# Word2Vec

1. 주어진 단어들을 word2vec 모델에 들어갈 수 있는 형태로 만든다.
2. CBOW, Skip-gram 모델을 각각 구현한다.
3. 모델을 학습해보고 결과를 확인한다.  


* **Word Embedding - Word2Vec : CBOW(Continuous Bag-of-Words) & Skip-gram**  
  
  
* **CBOW(Continuous Bag-of-Words)**  
주변 단어들을 가지고 중심 단어를 예측하는 방식으로 학습합니다.  
주변 단어들의 one-hot encoding 벡터를 각각 embedding layer에 projection하여 각각의 embedding 벡터를 얻고  
이 embedding들을 element-wise한 덧셈으로 합친 뒤, 다시 linear transformation하여   
예측하고자 하는 중심 단어의 one-hot encoding 벡터와 같은 사이즈의 벡터로 만든 뒤,   
중심 단어의 one-hot encoding 벡터와의 loss를 계산합니다.    
예) A cute puppy is walking in the park. & window size: 2  
Input(주변 단어): "A", "cute", "is", "walking"  
Output(중심 단어): "puppy"    


* **Skip-gram**
중심 단어를 가지고 주변 단어들을 예측하는 방식으로 학습합니다.   
중심 단어의 one-hot encoding 벡터를 embedding layer에 projection하여 해당 단어의 embedding 벡터를 얻고   
이 벡터를 다시 linear transformation하여 예측하고자 하는 각각의 주변 단어들과의 one-hot encoding 벡터와 같은 사이즈의 벡터로 만든 뒤,   
그 주변 단어들의 one-hot encoding 벡터와의 loss를 각각 계산합니다.   
예) A cute puppy is walking in the park. & window size: 2  
Input(중심 단어): "puppy"  
Output(주변 단어): "A", "cute", "is", "walking"  


## 라이브러리

In [1]:
from tqdm import tqdm
from konlpy.tag import Okt
from torch import nn
from torch.nn import functional as F
from torch.utils.data import DataLoader, Dataset
from collections import defaultdict

import torch
import copy
import numpy as np

## 데이터 전처리

Word2Vec 형식에 맞게 전처리  

In [2]:
train_data = [
  "정말 맛있습니다. 추천합니다.",
  "기대했던 것보단 별로였네요.",
  "다 좋은데 가격이 너무 비싸서 다시 가고 싶다는 생각이 안 드네요.",
  "완전 최고입니다! 재방문 의사 있습니다.",
  "음식도 서비스도 다 만족스러웠습니다.",
  "위생 상태가 좀 별로였습니다. 좀 더 개선되기를 바랍니다.",
  "맛도 좋았고 직원분들 서비스도 너무 친절했습니다.",
  "기념일에 방문했는데 음식도 분위기도 서비스도 다 좋았습니다.",
  "전반적으로 음식이 너무 짰습니다. 저는 별로였네요.",
  "위생에 조금 더 신경 썼으면 좋겠습니다. 조금 불쾌했습니다."       
]

test_words = ["음식", "맛", "서비스", "위생", "가격"]

In [3]:
tokenizer = Okt()

In [5]:
def make_tokenized(data):
    tokenized = []
    for sent in tqdm(data):
        tokens  = tokenizer.morphs(sent, stem=True)
        tokenized.append(tokens)
        
    return tokenized

In [6]:
train_tokenized = make_tokenized(train_data)
train_tokenized

100%|██████████| 10/10 [00:03<00:00,  2.72it/s]

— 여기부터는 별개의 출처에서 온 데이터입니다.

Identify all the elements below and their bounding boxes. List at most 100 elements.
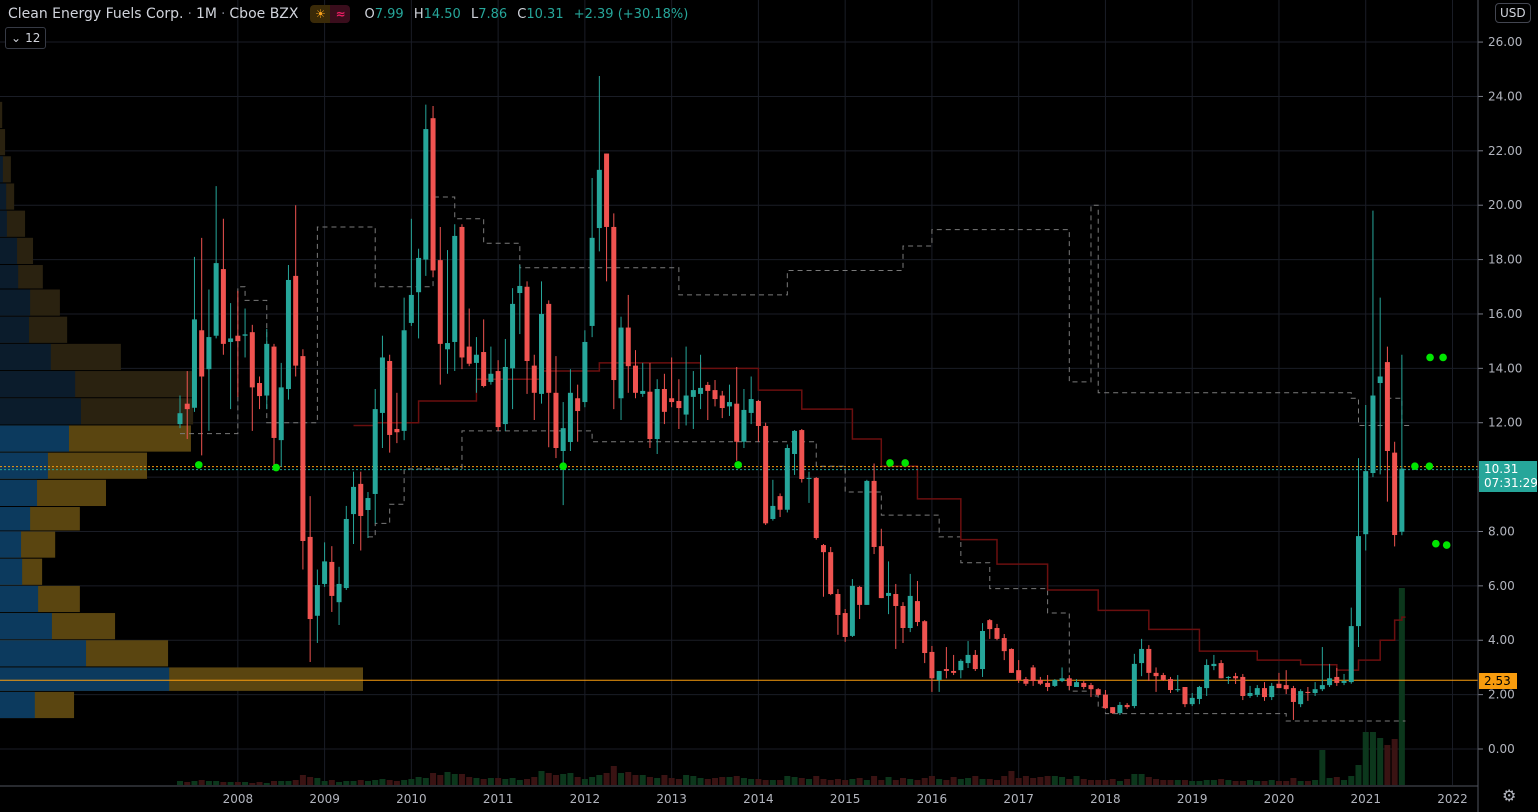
candle-up xyxy=(589,237,595,326)
candle-up xyxy=(864,480,870,605)
candle-down xyxy=(1160,675,1166,680)
candle-down xyxy=(481,352,487,387)
volume-bar xyxy=(430,773,437,785)
y-tick-label: 16.00 xyxy=(1488,307,1522,321)
candle-down xyxy=(459,226,465,358)
volume-bar xyxy=(1275,781,1282,785)
close-label: C xyxy=(517,6,527,22)
volume-bar xyxy=(820,779,827,785)
signal-dot xyxy=(1432,539,1440,548)
volume-bar xyxy=(1008,771,1015,785)
wave-icon[interactable]: ≈ xyxy=(330,5,351,23)
candle-up xyxy=(445,343,451,350)
candle-down xyxy=(647,391,653,440)
candle-up xyxy=(539,313,544,394)
volume-bar xyxy=(444,772,451,785)
volume-bar xyxy=(1218,779,1225,785)
candle-down xyxy=(1001,638,1007,652)
signal-dot xyxy=(559,462,567,471)
chevron-down-icon: ⌄ xyxy=(11,31,22,45)
candle-down xyxy=(878,546,884,599)
volume-bar xyxy=(704,779,711,785)
candle-down xyxy=(1240,676,1246,696)
candle-down xyxy=(676,400,682,409)
volume-bar xyxy=(473,778,480,785)
candle-down xyxy=(712,390,718,400)
volume-bar xyxy=(278,781,285,785)
candle-up xyxy=(936,670,942,680)
indicators-collapse-button[interactable]: ⌄ 12 xyxy=(5,27,47,49)
open-label: O xyxy=(364,6,375,22)
volume-bar xyxy=(538,771,545,785)
x-tick-label: 2018 xyxy=(1090,792,1121,806)
volume-bar xyxy=(336,782,343,785)
candle-down xyxy=(1233,676,1239,679)
candle-up xyxy=(401,330,407,431)
candle-down xyxy=(705,384,711,391)
volume-bar xyxy=(256,782,263,785)
volume-bar xyxy=(198,780,205,785)
y-tick-label: 8.00 xyxy=(1488,524,1515,538)
volume-profile-up-bar xyxy=(0,640,87,667)
symbol-name[interactable]: Clean Energy Fuels Corp. xyxy=(8,6,184,22)
high-value: 14.50 xyxy=(423,6,461,22)
volume-profile-up-bar xyxy=(0,585,39,613)
x-tick-label: 2008 xyxy=(223,792,254,806)
x-tick-label: 2017 xyxy=(1003,792,1034,806)
volume-bar xyxy=(1355,765,1362,785)
volume-bar xyxy=(177,781,183,785)
candle-down xyxy=(257,383,263,397)
candle-down xyxy=(466,346,472,364)
interval[interactable]: 1M xyxy=(196,6,217,22)
candle-up xyxy=(423,129,429,260)
price-chart[interactable]: 0.002.004.006.008.0010.0012.0014.0016.00… xyxy=(0,0,1538,812)
indicator-count: 12 xyxy=(25,31,41,45)
volume-bar xyxy=(639,775,646,785)
volume-bar xyxy=(1362,732,1369,785)
x-tick-label: 2009 xyxy=(309,792,340,806)
candle-down xyxy=(842,613,848,637)
volume-bar xyxy=(509,778,516,785)
volume-bar xyxy=(495,778,502,785)
x-tick-label: 2012 xyxy=(570,792,601,806)
volume-bar xyxy=(408,779,415,785)
currency-button[interactable]: USD xyxy=(1495,3,1531,23)
volume-bar xyxy=(719,777,726,785)
candle-up xyxy=(452,235,458,342)
volume-bar xyxy=(1225,780,1232,785)
sun-icon[interactable]: ☀ xyxy=(310,5,331,23)
y-tick-label: 20.00 xyxy=(1488,198,1522,212)
volume-bar xyxy=(1138,774,1145,785)
volume-bar xyxy=(907,779,914,785)
grid xyxy=(0,0,1478,785)
candle-down xyxy=(943,669,949,671)
candle-up xyxy=(683,395,689,415)
volume-bar xyxy=(632,775,639,785)
volume-bar xyxy=(1066,779,1073,785)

[['정말', '맛있다', '.', '추천', '하다', '.'],
 ['기대하다', '것', '보단', '별로', '이다', '.'],
 ['다',
  '좋다',
  '가격',
  '이',
  '너무',
  '비싸다',
  '다시',
  '가다',
  '싶다',
  '생각',
  '이',
  '안',
  '드네',
  '요',
  '.'],
 ['완전', '최고', '이다', '!', '재', '방문', '의사', '있다', '.'],
 ['음식', '도', '서비스', '도', '다', '만족스럽다', '.'],
 ['위생',
  '상태',
  '가',
  '좀',
  '별로',
  '이다',
  '.',
  '좀',
  '더',
  '개선',
  '되다',
  '기르다',
  '바라다',
  '.'],
 ['맛', '도', '좋다', '직원', '분들', '서비스', '도', '너무', '친절하다', '.'],
 ['기념일', '에', '방문', '하다', '음식', '도', '분위기', '도', '서비스', '도', '다', '좋다', '.'],
 ['전반', '적', '으로', '음식', '이', '너무', '짜다', '.', '저', '는', '별로', '이다', '.'],
 ['위생', '에', '조금', '더', '신경', '써다', '좋다', '.', '조금', '불쾌하다', '.']]

In [11]:
word_count = defaultdict(int)

for tokens in tqdm(train_tokenized):
    for token in tokens:
        word_count[token] += 1

100%|██████████| 10/10 [00:00<00:00, 94254.02it/s]


In [12]:
word_count = sorted(word_count.items(), key = lambda x: x[1], reverse=True)
print(list(word_count))

[('.', 14), ('도', 7), ('이다', 4), ('좋다', 4), ('별로', 3), ('다', 3), ('이', 3), ('너무', 3), ('음식', 3), ('서비스', 3), ('하다', 2), ('방문', 2), ('위생', 2), ('좀', 2), ('더', 2), ('에', 2), ('조금', 2), ('정말', 1), ('맛있다', 1), ('추천', 1), ('기대하다', 1), ('것', 1), ('보단', 1), ('가격', 1), ('비싸다', 1), ('다시', 1), ('가다', 1), ('싶다', 1), ('생각', 1), ('안', 1), ('드네', 1), ('요', 1), ('완전', 1), ('최고', 1), ('!', 1), ('재', 1), ('의사', 1), ('있다', 1), ('만족스럽다', 1), ('상태', 1), ('가', 1), ('개선', 1), ('되다', 1), ('기르다', 1), ('바라다', 1), ('맛', 1), ('직원', 1), ('분들', 1), ('친절하다', 1), ('기념일', 1), ('분위기', 1), ('전반', 1), ('적', 1), ('으로', 1), ('짜다', 1), ('저', 1), ('는', 1), ('신경', 1), ('써다', 1), ('불쾌하다', 1)]


In [13]:
w2i = {} # indexing (word to index)
for pair in tqdm(word_count):
    if pair[0] not in w2i:
        w2i[pair[0]] = len(w2i)

100%|██████████| 60/60 [00:00<00:00, 544714.81it/s]


In [14]:
print(train_tokenized)
print(w2i)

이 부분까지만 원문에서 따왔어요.